Sara Wilson didn’t imagine that a recent phone conversation with Virginia Tech professor Kevin Granata would be her last.

“The last time I talked to him was right after I got tenure and he congratulated me,” the Kansas University assistant mechanical engineering professor said. “That was a couple weeks ago.”

Then she learned late Monday night that Granata, for whom Wilson had been a research assistant at the University of Virginia six years ago, was among the 33 people who died Monday at the Virginia Tech campus.

“I had a fear that somebody I knew was going to be one of them,” said Wilson, who knew several engineering students and faculty members at Virginia Tech. “I knew they were on the first floor of (Norris Hall), so I was kind of worried about that.”

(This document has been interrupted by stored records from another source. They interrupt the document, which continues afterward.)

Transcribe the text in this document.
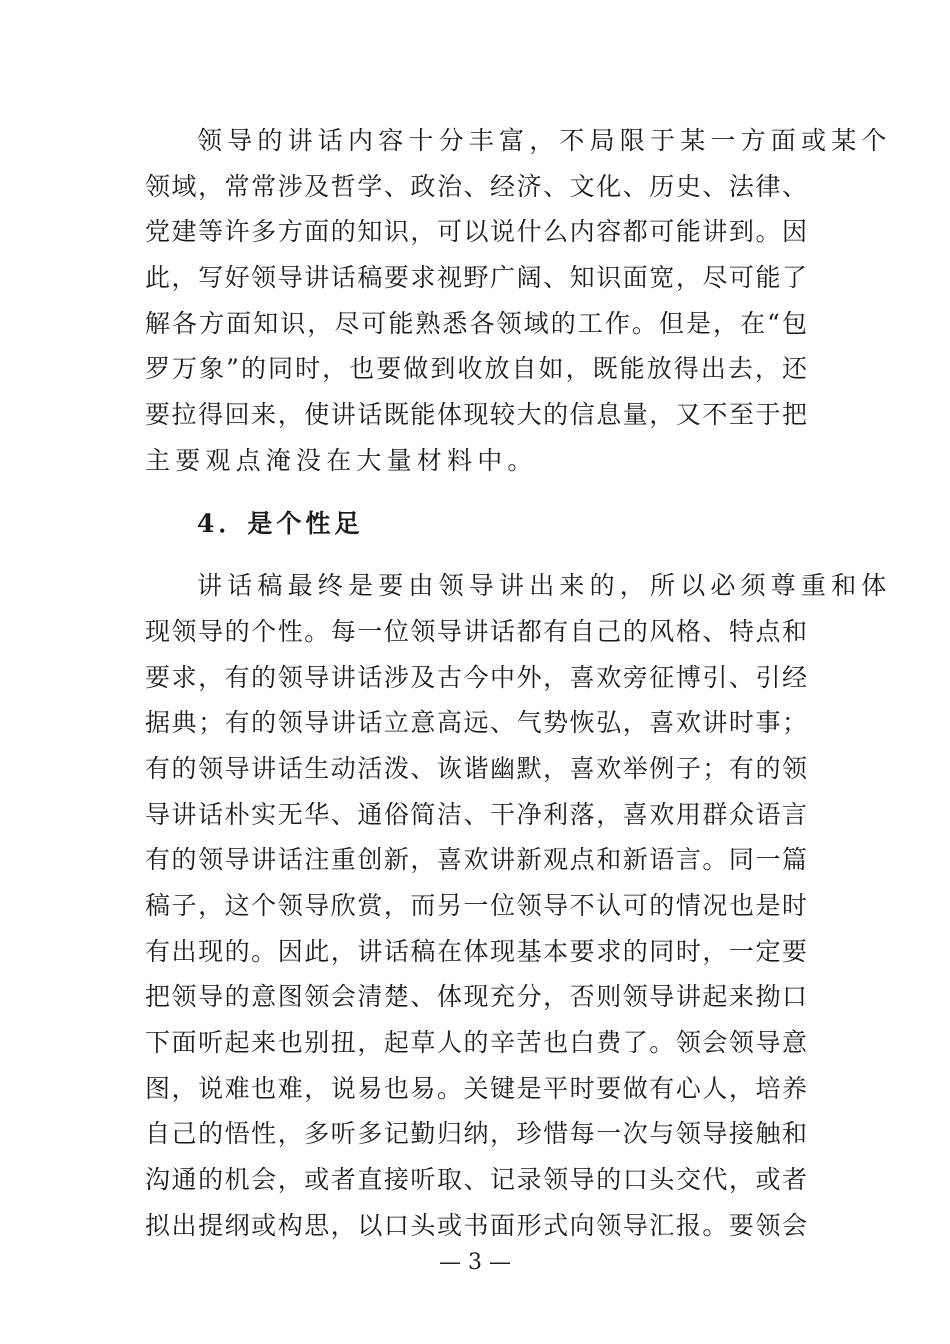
领导的讲话内容十分丰富，不局限于某一方面或某个
领域，常常涉及哲学、政治、经济、文化、历史、法律、
党建等许多方面的知识，可以说什么内容都可能讲到。因
此，写好领导讲话稿要求视野广阔、知识面宽，尽可能了
解各方面知识，尽可能熟悉各领域的工作。但是，在“包
罗万象”的同时，也要做到收放自如，既能放得出去，还
要拉得回来，使讲话既能体现较大的信息量，又不至于把
主要观点淹没在大量材料中。
4．是个性足
讲话稿最终是要由领导讲出来的，所以必须尊重和体
现领导的个性。每一位领导讲话都有自己的风格、特点和
要求，有的领导讲话涉及古今中外，喜欢旁征博引、引经
据典；有的领导讲话立意高远、气势恢弘，喜欢讲时事；
有的领导讲话生动活泼、诙谐幽默，喜欢举例子；有的领
导讲话朴实无华、通俗简洁、干净利落，喜欢用群众语言
有的领导讲话注重创新，喜欢讲新观点和新语言。同一篇
稿子，这个领导欣赏，而另一位领导不认可的情况也是时
有出现的。因此，讲话稿在体现基本要求的同时，一定要
把领导的意图领会清楚、体现充分，否则领导讲起来拗口
下面听起来也别扭，起草人的辛苦也白费了。领会领导意
图，说难也难，说易也易。关键是平时要做有心人，培养
自己的悟性，多听多记勤归纳，珍惜每一次与领导接触和
沟通的机会，或者直接听取、记录领导的口头交代，或者
拟出提纲或构思，以口头或书面形式向领导汇报。要领会
— 3 —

Granata had been a biomechanics researcher and professor at Virginia Tech since 2003.

Wilson said Granata became her mentor in engineering and teaching when they worked together from 1999 to 2001.

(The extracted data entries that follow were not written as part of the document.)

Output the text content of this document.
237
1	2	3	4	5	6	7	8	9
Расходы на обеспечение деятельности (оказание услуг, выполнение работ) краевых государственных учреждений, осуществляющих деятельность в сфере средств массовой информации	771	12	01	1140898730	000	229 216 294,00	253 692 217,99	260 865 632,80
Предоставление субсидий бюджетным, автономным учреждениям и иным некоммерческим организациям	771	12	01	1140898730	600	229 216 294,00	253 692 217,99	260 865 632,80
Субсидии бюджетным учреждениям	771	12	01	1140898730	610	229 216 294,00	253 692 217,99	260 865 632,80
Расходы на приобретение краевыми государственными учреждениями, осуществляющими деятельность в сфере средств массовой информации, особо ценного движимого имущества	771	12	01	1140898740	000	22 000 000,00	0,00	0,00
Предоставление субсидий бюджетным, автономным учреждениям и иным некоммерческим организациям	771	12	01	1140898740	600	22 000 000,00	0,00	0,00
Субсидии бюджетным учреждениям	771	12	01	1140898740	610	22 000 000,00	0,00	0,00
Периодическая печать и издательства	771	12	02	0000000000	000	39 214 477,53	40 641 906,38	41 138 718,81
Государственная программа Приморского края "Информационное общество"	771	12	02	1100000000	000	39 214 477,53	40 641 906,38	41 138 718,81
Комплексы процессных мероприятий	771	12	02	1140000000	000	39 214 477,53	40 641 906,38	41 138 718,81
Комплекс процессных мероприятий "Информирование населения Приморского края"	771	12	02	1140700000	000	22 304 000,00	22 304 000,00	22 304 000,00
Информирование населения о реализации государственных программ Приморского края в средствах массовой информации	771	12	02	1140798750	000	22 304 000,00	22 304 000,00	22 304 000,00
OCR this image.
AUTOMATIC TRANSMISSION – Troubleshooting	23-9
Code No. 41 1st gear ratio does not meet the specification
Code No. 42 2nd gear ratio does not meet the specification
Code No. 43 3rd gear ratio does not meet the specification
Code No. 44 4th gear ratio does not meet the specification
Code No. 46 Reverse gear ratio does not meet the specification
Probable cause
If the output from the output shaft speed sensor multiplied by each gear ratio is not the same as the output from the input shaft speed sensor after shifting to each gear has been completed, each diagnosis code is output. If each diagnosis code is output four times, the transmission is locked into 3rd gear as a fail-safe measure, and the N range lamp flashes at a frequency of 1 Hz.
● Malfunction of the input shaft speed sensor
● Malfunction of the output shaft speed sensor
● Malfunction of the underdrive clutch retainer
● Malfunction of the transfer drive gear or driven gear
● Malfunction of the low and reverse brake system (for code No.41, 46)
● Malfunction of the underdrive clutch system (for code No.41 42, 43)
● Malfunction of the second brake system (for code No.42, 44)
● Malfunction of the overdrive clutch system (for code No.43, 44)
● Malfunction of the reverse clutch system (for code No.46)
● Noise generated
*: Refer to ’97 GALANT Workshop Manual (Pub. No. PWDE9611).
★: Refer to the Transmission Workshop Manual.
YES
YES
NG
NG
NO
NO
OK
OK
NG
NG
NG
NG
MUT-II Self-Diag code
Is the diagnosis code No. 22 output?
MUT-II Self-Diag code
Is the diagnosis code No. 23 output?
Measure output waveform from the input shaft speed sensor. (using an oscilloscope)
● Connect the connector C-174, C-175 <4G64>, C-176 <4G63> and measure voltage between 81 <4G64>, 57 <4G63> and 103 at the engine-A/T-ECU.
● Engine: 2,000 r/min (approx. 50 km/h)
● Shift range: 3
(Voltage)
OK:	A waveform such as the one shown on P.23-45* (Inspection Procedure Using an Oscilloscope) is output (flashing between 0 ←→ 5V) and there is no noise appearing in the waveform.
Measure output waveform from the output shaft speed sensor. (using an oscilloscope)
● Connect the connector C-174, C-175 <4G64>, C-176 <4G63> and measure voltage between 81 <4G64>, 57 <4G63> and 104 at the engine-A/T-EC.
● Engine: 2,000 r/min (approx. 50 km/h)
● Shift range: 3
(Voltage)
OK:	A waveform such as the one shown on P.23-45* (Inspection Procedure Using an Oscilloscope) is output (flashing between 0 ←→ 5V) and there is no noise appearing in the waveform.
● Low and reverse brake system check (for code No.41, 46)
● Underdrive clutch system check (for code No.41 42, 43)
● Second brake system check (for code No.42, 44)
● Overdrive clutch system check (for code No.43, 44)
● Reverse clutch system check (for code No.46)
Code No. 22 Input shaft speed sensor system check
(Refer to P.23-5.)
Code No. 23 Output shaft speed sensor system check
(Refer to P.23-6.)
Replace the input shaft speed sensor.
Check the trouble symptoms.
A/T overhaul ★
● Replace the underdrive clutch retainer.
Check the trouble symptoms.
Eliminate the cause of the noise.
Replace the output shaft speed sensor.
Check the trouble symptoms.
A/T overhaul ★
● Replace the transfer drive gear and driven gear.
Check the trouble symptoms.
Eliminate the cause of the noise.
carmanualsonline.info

“He was sort of the role model for what an engineer should be,” Wilson said. “Very curious, very interested in science, very excited about science and about figuring things out.”

The KU School of Engineering had another connection with the Virginia Tech shootings.

A former aerospace engineering student at KU who’s now at Virginia Tech attended Tuesday’s convocation in Blacksburg, Va., where President Bush was among the speakers.

“I think for most people, it’s hard to believe,” said Scott Kowalchuk, who received a bachelor’s degree at KU in 2002 and a master’s degree in 2004. “It’s kind of unbelievable and also troubling considering I’m in the engineering department and it’s primarily the engineering area where everything went down.”

Kowalchuk was at a conference in Williamsburg, Va., when the shootings took place and didn’t return to Blacksburg, Va., until Monday evening.

He said the reaction he’s seen among students ranged from devastation to optimism.

“What you see on TV is exactly what has transpired,” he said. “Some people are really angry and others are trying to cope and others are trying to move on from the situation.”

Meanwhile, Wilson said she was trying to make it to Virginia for Granata’s funeral and is considering creating a scholarship in his name.

“He had a great excitement for science,” she said. “And he will be missed.”